This week has been a tough one. I’ve faced challenges and personal insecurities that I haven’t had to deal with since high school. Allow me to provide a bit of background from my experience as a high school student in Dunwoody.
I was very concerned with ‘cool’ – whatever that meant to me at the time. There was a group of guys that was the ‘cool’ crowd back then, and one house where everyone liked to hang out after school and on weekends. I was determined to be a part of that crowd. I worked my way in and made it a priority of mine to be a part of the group – it worked. I had a group of ‘friends’ who everybody wanted to be around. I lost sight of the things that matter in the grand scheme of things – family, genuine happiness, etc. I was very considerate of what others thought of me.
To make a long story short, I thankfully got out of Dunwoody to attend the University of Georgia, and I haven’t talked to that group of guys since. Here is why: they didn’t care about me. It wasn’t about being genuine friends who know each other’s ins and outs. It was about being cool. And we were cool. And we had meaningless relationships. My ‘friends’ did things behind my back or said things to my face that hurt me. They left a lasting impact. After making it through my freshman year of college, I tried to leave all of that behind me. I started a process of growth and learning (alot of it the hard way) that was very important to me. And at some point I started to care less and less about cool.

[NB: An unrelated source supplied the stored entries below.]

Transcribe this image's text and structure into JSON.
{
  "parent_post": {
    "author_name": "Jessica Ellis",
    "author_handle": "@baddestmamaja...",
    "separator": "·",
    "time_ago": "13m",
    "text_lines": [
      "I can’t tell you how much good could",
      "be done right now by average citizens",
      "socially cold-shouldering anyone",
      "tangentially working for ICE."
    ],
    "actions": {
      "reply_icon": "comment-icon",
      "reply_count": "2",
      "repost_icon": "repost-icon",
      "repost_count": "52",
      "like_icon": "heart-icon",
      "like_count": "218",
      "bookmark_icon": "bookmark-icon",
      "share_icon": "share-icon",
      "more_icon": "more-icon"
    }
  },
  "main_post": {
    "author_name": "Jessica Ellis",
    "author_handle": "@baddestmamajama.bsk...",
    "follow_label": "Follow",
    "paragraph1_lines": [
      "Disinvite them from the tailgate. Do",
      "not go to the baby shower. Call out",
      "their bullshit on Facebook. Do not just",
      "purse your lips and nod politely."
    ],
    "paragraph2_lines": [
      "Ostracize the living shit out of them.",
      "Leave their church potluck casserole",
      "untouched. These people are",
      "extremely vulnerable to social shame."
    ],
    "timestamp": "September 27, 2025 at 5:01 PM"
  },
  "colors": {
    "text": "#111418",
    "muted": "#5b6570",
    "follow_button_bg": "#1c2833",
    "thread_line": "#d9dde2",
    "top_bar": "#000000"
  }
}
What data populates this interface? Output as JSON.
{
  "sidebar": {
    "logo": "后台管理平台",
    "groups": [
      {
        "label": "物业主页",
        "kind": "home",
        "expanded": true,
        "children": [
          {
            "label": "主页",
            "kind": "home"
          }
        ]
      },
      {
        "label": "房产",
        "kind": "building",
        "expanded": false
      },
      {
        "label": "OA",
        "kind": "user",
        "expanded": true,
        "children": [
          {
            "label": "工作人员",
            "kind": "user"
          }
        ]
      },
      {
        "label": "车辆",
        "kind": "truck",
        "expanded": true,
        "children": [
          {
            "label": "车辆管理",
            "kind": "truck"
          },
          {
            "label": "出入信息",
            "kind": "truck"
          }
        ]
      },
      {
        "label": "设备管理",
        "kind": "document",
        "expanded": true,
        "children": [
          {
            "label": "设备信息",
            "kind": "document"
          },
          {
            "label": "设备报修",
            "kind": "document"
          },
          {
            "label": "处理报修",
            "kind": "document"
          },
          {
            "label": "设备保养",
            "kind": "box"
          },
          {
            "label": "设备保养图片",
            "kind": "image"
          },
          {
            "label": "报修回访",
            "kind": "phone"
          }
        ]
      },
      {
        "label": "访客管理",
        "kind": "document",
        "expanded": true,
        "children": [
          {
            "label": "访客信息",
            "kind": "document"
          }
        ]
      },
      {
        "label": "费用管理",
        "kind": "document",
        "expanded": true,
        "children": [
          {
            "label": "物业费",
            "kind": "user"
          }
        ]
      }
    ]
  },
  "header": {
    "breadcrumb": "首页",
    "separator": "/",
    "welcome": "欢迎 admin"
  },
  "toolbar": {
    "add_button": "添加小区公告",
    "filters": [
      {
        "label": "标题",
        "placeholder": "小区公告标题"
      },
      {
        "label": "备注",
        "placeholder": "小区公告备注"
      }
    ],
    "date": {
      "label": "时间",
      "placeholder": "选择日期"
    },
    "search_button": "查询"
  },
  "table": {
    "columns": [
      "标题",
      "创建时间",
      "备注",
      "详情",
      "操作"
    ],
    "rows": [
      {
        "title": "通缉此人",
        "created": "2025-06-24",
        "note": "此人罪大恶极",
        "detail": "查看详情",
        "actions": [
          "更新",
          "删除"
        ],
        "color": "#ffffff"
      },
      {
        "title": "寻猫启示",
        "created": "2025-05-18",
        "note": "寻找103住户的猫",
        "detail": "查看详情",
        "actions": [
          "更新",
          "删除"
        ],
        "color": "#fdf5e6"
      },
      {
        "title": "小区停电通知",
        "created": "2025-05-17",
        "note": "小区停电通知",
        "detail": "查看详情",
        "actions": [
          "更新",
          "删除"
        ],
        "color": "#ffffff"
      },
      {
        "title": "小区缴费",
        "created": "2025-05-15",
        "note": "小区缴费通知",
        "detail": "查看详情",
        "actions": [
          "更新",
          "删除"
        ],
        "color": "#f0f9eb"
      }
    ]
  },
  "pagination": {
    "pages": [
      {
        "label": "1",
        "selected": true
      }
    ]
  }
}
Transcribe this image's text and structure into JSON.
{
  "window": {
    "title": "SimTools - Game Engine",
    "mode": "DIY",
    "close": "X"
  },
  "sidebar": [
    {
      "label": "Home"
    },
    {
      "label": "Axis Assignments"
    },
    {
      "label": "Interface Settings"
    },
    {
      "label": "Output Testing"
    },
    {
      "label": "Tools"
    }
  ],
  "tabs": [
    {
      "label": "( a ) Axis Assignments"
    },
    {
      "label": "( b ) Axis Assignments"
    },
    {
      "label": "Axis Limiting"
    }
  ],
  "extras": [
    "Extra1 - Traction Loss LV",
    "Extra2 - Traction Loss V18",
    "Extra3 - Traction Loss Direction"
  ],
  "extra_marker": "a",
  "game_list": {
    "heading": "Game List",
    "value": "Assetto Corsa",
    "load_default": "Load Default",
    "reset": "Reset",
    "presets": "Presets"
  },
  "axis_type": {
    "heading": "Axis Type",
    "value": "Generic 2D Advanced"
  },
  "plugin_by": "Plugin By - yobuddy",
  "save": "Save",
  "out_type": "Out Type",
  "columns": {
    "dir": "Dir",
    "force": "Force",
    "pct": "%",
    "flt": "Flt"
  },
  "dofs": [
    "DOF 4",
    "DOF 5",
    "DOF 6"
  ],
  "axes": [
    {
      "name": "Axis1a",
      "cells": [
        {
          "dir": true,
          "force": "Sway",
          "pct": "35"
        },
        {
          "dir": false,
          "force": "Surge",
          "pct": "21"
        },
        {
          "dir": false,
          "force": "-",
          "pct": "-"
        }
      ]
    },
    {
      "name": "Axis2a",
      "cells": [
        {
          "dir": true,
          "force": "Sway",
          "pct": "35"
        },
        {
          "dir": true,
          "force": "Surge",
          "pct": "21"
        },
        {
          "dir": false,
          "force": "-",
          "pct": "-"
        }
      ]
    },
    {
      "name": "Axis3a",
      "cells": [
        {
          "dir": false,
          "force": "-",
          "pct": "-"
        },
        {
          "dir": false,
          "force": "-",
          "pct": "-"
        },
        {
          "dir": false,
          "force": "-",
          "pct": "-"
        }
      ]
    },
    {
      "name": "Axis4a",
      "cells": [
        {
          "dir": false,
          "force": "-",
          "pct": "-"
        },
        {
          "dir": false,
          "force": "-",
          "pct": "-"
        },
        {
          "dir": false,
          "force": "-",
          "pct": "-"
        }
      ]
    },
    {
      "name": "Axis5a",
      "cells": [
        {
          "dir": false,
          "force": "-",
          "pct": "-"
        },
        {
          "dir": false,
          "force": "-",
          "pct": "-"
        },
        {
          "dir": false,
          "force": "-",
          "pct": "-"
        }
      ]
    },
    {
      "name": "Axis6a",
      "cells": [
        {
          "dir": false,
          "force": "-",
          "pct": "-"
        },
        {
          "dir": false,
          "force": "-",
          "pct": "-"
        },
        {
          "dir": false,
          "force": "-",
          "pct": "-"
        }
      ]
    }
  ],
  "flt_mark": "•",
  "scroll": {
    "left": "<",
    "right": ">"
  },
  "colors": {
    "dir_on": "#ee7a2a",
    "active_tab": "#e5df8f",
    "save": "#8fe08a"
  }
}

Well, this week has challenged me. I have begun to find that there are people in my life that remind me of those relationships from high school. There are people who would rather criticize me than support me. There are people who would rather make me look like a fool to others to feel important in the moment than have a conversation with me that helps me learn.
This post is dedicated to those that care – and those that don’t. I’ve had a lot of conversations this week with people that I care about to determine how I should handle these reminiscent emotions of being judged and having insincere relationships. I have determined that I will make every effort to allow this to be a growing experience. I will deal with old emotions. I will invest in the people around me that care about me and that I care about. I will keep doing what I love to do. And, most importantly, I will make every possible effort to turn the other cheek. Because, in the end, a person that does harm to others, through words or actions, must eventually deal with those actions on their own.
I have avoided using too many quotes in this blog in order to find my own voice and express myself in my own words, but I feel that two quotes particularly apply on this day, and I hope that you can appreciate their application in your life.
“But I tell you, Do not resist an evil person. If someone strikes you on the right cheek, turn to him the other also.” – Matthew 5:39
And, finally, I leave you with one of my favorite quotes of all time from Theodore Roosevelt – The Man in the Arena:
“It is not the critic who counts; not the man who points out how the strong man stumbles, or where the doer of deeds could have done them better. The credit belongs to the man who is actually in the arena, whose face is marred by dust and sweat and blood; who strives valiantly; who errs, who comes short again and again, because there is no effort without error and shortcoming; but who does actually strive to do the deeds; who knows great enthusiasms, the great devotions; who spends himself in a worthy cause; who at the best knows in the end the triumph of high achievement, and who at the worst, if he fails, at least fails while daring greatly, so that his place shall never be with those cold and timid souls who neither know victory nor defeat.” -Theodore Roosevelt
Have a wonderful day today. Be true to yourself. Turn the other cheek. Allow the critics to satisfy themselves as they will. Do what you love.